Julian Tröster kommt bei seinem Schülerjob jedes Mal mit vielen Menschen in Kontakt – wie hier beim Zeitunglesen mit einer Gruppe vom Wohncampus.

Keine Lust auf Fließbandarbeit? Bei der Vorwerker Diakonie gibt es Schülerjobs, die einfach mehr bieten.

Regale einräumen, an der Tankstellenkasse stehen oder am Fließband Ware sortieren – Nebenjobs für Schüler gibt es viele. Aber nur wenige bieten die Gelegenheit für einzigartige Begegnungen, neue  Freundschaften und den „Blick über den Tellerrand“. Bei der Vorwerker Diakonie gibt es in vielen Bereichen Jobs für Schüler, die ganz flexibel neben der Schule ausgeübt werden können. Und eines kommt hier ganz sicher nie auf: Langeweile.
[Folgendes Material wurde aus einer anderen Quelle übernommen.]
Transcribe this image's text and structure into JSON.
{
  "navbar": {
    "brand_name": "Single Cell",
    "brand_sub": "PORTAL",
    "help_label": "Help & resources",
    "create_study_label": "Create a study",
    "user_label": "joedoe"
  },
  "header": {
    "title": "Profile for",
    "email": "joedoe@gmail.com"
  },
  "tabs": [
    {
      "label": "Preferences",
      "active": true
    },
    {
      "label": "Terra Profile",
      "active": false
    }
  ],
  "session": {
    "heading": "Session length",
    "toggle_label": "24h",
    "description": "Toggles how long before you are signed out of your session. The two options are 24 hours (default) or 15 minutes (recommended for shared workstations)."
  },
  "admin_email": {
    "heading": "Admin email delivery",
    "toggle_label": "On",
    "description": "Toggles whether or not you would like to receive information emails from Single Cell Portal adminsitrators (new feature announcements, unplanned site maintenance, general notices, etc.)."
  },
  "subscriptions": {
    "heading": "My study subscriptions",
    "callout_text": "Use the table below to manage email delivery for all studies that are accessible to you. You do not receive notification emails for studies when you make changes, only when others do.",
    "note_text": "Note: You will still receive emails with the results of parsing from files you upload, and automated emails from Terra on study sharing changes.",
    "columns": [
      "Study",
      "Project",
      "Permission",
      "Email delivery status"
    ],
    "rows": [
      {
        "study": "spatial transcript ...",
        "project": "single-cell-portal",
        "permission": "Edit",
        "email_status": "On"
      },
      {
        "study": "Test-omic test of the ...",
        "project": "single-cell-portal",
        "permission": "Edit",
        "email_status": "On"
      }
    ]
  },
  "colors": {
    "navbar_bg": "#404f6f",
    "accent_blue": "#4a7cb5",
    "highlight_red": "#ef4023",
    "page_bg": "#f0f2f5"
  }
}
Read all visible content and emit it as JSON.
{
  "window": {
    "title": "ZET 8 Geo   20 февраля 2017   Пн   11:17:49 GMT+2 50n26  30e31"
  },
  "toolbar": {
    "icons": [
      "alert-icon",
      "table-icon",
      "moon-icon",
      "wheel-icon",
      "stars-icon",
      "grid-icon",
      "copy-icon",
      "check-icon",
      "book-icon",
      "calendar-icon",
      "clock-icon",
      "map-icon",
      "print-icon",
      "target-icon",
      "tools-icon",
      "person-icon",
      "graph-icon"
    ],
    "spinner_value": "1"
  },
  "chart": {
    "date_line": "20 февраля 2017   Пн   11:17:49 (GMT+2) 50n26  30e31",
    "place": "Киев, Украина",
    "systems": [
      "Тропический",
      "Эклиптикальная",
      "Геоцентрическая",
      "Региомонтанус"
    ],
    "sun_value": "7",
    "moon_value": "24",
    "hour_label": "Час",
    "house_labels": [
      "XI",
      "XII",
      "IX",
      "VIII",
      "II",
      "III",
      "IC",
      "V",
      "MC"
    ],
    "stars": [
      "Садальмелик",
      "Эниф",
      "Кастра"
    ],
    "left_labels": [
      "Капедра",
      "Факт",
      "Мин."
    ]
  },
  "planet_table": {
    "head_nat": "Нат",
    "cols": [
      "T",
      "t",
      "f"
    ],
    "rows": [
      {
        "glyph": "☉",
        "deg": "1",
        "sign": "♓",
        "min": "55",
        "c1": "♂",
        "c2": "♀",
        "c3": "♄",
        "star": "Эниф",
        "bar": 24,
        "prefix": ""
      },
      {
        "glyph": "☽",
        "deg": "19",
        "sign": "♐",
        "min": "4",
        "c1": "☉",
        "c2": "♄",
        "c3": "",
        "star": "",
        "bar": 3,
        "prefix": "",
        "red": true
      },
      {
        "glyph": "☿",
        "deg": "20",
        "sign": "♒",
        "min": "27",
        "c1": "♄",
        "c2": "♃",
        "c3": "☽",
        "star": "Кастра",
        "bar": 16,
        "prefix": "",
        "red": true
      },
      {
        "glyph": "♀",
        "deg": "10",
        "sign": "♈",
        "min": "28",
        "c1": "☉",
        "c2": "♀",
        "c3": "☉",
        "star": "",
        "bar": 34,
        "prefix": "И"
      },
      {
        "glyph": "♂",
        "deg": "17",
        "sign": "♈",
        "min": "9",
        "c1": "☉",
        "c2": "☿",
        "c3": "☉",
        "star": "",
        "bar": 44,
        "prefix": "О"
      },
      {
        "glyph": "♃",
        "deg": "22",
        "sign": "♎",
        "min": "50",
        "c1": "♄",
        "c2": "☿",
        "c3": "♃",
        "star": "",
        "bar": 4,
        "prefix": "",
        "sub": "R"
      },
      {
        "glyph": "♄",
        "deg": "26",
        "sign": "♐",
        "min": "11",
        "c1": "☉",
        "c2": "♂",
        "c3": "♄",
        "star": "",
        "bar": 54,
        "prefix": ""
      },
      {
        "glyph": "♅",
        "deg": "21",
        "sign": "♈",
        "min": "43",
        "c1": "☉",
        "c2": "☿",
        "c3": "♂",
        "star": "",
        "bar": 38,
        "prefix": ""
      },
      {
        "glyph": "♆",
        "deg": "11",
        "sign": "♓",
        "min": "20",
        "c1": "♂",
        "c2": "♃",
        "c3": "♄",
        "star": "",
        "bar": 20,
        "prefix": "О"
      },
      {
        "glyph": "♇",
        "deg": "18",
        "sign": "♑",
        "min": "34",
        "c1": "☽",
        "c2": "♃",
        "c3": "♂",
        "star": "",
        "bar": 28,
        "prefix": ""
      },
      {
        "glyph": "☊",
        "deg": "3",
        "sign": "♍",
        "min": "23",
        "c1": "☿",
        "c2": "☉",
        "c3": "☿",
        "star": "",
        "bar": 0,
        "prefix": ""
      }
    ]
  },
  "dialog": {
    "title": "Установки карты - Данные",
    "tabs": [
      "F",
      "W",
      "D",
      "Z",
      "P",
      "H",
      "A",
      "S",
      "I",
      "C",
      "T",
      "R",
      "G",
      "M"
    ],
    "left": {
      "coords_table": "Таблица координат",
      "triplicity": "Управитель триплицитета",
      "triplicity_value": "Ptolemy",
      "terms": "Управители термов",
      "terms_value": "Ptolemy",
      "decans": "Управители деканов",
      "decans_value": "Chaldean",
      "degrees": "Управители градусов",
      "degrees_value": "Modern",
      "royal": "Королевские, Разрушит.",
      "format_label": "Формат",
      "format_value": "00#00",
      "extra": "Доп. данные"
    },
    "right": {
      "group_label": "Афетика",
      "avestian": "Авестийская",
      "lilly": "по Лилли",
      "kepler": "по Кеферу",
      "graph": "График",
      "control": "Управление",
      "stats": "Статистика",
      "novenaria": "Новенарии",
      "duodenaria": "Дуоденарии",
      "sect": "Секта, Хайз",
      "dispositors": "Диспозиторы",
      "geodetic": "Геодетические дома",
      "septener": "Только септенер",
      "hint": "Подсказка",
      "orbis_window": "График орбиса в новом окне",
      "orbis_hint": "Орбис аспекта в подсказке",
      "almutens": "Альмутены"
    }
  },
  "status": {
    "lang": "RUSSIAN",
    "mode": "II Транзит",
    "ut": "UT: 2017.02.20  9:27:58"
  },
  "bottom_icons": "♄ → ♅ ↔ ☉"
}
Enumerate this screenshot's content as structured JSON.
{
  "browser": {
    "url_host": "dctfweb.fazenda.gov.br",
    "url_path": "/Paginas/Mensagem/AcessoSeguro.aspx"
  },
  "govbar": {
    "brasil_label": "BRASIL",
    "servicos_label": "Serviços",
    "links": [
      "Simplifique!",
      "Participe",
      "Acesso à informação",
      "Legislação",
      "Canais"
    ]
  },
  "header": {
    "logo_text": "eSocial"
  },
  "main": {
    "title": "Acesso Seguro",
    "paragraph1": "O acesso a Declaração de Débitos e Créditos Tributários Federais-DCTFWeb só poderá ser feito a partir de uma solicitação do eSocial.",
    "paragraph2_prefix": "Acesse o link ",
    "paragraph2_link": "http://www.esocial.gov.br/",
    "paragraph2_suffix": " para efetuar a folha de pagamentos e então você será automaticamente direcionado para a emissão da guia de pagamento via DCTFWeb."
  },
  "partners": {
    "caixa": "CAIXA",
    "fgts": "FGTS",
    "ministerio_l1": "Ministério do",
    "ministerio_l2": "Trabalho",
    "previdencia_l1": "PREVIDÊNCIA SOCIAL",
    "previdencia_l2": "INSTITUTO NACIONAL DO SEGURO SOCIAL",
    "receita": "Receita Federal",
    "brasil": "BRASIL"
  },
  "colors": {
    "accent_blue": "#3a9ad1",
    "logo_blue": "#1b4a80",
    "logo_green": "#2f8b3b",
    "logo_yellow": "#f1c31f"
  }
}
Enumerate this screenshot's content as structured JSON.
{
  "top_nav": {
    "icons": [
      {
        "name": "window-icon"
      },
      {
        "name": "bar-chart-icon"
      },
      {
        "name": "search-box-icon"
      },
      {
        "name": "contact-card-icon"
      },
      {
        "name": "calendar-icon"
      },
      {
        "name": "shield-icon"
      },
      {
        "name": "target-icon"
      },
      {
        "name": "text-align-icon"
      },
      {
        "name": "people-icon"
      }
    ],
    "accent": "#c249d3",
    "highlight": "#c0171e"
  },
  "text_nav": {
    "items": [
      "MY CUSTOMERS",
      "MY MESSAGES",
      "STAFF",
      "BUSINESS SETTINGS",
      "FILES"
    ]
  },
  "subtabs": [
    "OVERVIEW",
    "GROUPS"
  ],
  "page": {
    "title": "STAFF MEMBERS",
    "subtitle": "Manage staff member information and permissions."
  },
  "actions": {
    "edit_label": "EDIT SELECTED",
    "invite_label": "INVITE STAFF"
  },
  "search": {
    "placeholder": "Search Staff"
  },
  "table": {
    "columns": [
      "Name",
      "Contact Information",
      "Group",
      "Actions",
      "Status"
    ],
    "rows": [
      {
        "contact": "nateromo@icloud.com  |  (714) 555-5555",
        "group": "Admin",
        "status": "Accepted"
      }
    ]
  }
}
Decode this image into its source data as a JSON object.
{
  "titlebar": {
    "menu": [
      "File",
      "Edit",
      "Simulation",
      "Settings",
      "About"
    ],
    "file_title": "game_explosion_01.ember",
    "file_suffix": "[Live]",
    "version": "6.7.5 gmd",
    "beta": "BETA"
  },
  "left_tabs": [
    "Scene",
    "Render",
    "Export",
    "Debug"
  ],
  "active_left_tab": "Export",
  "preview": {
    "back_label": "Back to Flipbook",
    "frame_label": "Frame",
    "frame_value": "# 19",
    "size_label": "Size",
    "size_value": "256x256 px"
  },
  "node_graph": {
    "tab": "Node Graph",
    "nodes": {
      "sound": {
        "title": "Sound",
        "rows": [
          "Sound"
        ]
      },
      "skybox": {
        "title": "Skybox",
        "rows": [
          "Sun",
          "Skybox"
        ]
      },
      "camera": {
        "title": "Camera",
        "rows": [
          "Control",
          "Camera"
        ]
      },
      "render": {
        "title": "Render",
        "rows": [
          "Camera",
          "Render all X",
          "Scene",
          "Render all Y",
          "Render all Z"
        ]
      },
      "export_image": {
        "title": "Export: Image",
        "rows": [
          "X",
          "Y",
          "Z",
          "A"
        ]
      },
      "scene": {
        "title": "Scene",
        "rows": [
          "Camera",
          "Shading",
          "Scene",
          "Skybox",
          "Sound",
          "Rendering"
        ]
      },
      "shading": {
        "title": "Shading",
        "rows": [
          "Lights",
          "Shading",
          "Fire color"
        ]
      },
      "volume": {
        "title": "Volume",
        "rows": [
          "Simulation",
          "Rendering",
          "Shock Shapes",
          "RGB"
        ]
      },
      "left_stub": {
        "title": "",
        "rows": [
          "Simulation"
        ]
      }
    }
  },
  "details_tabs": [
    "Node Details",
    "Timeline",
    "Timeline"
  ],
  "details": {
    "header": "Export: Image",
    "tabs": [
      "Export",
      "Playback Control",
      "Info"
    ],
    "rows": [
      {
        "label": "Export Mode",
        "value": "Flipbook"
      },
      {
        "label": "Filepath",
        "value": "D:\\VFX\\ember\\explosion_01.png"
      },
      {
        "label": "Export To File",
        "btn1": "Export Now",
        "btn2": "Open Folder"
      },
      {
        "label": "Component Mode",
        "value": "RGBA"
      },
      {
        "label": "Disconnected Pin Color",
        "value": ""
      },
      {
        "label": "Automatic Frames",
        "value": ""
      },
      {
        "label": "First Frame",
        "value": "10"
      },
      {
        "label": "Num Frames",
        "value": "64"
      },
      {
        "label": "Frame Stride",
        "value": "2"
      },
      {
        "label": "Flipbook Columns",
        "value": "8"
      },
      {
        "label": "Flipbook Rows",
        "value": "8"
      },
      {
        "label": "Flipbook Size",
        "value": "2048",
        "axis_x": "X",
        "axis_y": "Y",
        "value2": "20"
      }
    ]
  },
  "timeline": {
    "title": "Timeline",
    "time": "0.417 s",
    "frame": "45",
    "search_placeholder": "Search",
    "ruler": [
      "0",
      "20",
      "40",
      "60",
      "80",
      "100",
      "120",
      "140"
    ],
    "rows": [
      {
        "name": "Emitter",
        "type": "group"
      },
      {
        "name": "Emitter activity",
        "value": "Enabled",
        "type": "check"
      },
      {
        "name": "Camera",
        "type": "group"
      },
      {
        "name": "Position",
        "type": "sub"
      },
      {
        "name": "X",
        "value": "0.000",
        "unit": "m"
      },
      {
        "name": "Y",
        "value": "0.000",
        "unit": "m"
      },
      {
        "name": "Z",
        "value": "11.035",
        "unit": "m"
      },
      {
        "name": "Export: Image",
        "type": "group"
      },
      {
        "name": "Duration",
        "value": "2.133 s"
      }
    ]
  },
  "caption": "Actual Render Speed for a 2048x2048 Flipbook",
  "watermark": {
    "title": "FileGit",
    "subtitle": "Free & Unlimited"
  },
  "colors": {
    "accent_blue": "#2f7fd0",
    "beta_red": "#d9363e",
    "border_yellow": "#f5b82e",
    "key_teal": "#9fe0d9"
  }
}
Julian Tröster ist 18 Jahre alt und besucht die Oberstufe der Cäsar-Klein-Schule in Ratekau. Als er in den Sommerferien vergangenen Jahres auf der Suche nach einem Ferienjob war, stieß er auf eine Anzeige der Vorwerker Diakonie. „Regale auffüllen im Supermarkt, das wäre nichts für mich“, meint der 18-Jährige, „ich mag den Kontakt zu Menschen.“  So entschied er sich für eine Bewerbung bei der Vorwerker Diakonie und konnte kurz darauf im Wohncampus, einer Wohneinrichtung für Menschen mit Behinderungen, seine Arbeit beginnen. Julian unterstützt die Bewohner des Wohncampus in ihrem Alltag: Er hilft bei Einkäufen oder auch beim Zimmer aufräumen. Er malt, bastelt und spielt mit den Bewohnern und betreut seit kurzem auch das kleine Café mit Kiosk auf dem Campus.

„Die Schüler, die bei uns arbeiten, können selbst entscheiden, wie viel sie sich zutrauen“, erklärt Abteilungsleiter Mathias Janke. „Sie können zum Beispiel in unseren Sport- und Musikgruppen unterstützen oder unsere Bewohner auf Ausflügen begleiten. Manche Schüler haben auch Lust, ein eigenes Freizeitangebot zu gestalten – da gibt es viele Möglichkeiten. Natürlich sind auch immer ausgebildete Fachkräfte vor Ort und gleich zur Stelle, wenn es Fragen oder Probleme gibt.“

Aus dem anfänglichen Ferienjob wurde für Julian schließlich mehr: „Weil hier alle so flexibel mit den Arbeitszeiten sind, kann ich meine 20 Stunden Arbeitszeit im Monat super mit der Schule und meinen anderen Hobbys unter einen Hut bekommen“, sagt er. Inzwischen arbeitet Julian seit einem Jahr regelmäßig im Wohncampus und überlegt schon, ob er nach seinem Abitur eine Ausbildung im sozialen Bereich beginnt. Sein Tipp für alle Schüler: „Wenn man offen für die Menschen ist, die hier leben, dann sollte man sich auf jeden Fall bewerben. Der Job macht Spaß und man wird durch die Arbeit hier viel selbstständiger.“

Alle Schüler, die mindestens 16 Jahre alt sind und Lust darauf haben, mit den verschiedensten Menschen zusammenzuarbeiten, können sich bei der Vorwerker Diakonie für einen Schülerjob bewerben. Die Arbeitszeiten können jeweils flexibel gestaltet werden. Mögliche Arbeitsbereiche sind zum Beispiel Wohneinrichtungen für Menschen mit Behinderungen oder die Betreuung von Senioren.

Wie bewerbe ich mich?

Ganz einfach ein kurzes Anschreiben und einen Lebenslauf an bewerbung@vorwerker-diakonie.de schicken und angeben, welcher Bereich interessant wäre.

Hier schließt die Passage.